7.2 The customer is obligated to handle the reserved goods with care.

7.3 In the event of third-party access to the reserved goods, particularly seizures, the customer must indicate codn GmbH’s ownership and notify us immediately.

§ 8 Data Protection

8.1 We process the customer’s personal data only in accordance with legal regulations.

8.2 The customer has the right to access, rectify, delete, or restrict the processing of their personal data, as well as the right to object to processing.

§ 9 Customer’s Obligations of Cooperation

9.1 The customer undertakes to actively cooperate in executing the contract and to provide all necessary information and documents completely and in a timely manner.

9.2 The customer is responsible for taking all necessary measures to ensure the smooth execution of the project.

9.3 The customer must ensure that all information and data provided are free of viruses and other harmful programs.

9.4 The customer must immediately communicate any changes or additions to the project and take all necessary measures to facilitate implementation.

9.5 If the customer fails to fulfill their cooperation obligations, this may impact the project timeline and costs.
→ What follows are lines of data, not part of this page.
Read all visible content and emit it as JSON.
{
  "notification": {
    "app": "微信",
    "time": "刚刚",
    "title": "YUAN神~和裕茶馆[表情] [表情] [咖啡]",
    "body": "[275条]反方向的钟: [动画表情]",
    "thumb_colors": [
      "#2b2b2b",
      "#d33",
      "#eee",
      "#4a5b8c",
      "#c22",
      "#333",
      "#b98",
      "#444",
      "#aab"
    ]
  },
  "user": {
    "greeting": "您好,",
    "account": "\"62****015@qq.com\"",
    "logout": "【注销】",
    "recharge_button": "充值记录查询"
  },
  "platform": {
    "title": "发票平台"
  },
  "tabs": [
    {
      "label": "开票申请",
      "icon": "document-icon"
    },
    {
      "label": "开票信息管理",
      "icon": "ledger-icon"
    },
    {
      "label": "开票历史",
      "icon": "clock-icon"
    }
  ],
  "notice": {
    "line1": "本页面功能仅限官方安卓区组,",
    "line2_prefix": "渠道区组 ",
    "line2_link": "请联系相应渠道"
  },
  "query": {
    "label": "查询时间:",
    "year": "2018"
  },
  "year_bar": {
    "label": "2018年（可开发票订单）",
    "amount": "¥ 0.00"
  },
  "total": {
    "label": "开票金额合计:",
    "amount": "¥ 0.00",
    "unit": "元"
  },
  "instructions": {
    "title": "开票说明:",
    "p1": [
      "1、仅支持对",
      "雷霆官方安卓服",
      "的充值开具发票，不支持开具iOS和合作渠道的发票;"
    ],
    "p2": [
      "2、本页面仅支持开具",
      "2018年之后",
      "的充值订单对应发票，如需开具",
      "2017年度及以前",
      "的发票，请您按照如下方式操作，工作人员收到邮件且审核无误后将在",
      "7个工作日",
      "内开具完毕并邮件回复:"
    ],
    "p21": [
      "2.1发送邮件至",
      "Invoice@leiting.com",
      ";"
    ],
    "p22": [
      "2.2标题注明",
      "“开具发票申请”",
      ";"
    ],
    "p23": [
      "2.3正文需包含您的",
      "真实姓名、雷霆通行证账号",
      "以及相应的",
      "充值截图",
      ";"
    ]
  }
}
In this case, we are entitled to terminate the contract or claim reasonable penalties.

9.6 The customer shall indemnify us against third-party claims arising from the customer’s failure to comply with their cooperation obligations.

9.7 The obligations under this § 9 continue beyond the termination of the contractual relationship.

§ 10 Resource Allocation & Cancellation Fees

10.1 Upon signing an offer, codn GmbH allocates the necessary resources for project execution. If the customer does not commence the signed offer, a cancellation fee of 10% of the offer value will be charged to compensate for reserved resources.

10.2 For contracts with minimum terms that are not commenced, a cancellation fee of 10% of the total contract value will be charged.

10.3 This fee applies exclusively in the event of non-commencement. A standard termination after the project has started is subject to the agreed contractual termination conditions.

§ 11 Final Provisions

11.1 The laws of the Federal Republic of Germany shall apply, excluding the UN Convention on Contracts for the International Sale of Goods (CISG).

11.2 The place of jurisdiction is Frankfurt am Main.

11.3 Should any provision of these GTC be or become invalid, the validity of the remaining provisions shall not be affected. The invalid provision shall be replaced by a legally permissible provision that most closely approximates the purpose of the invalid provision.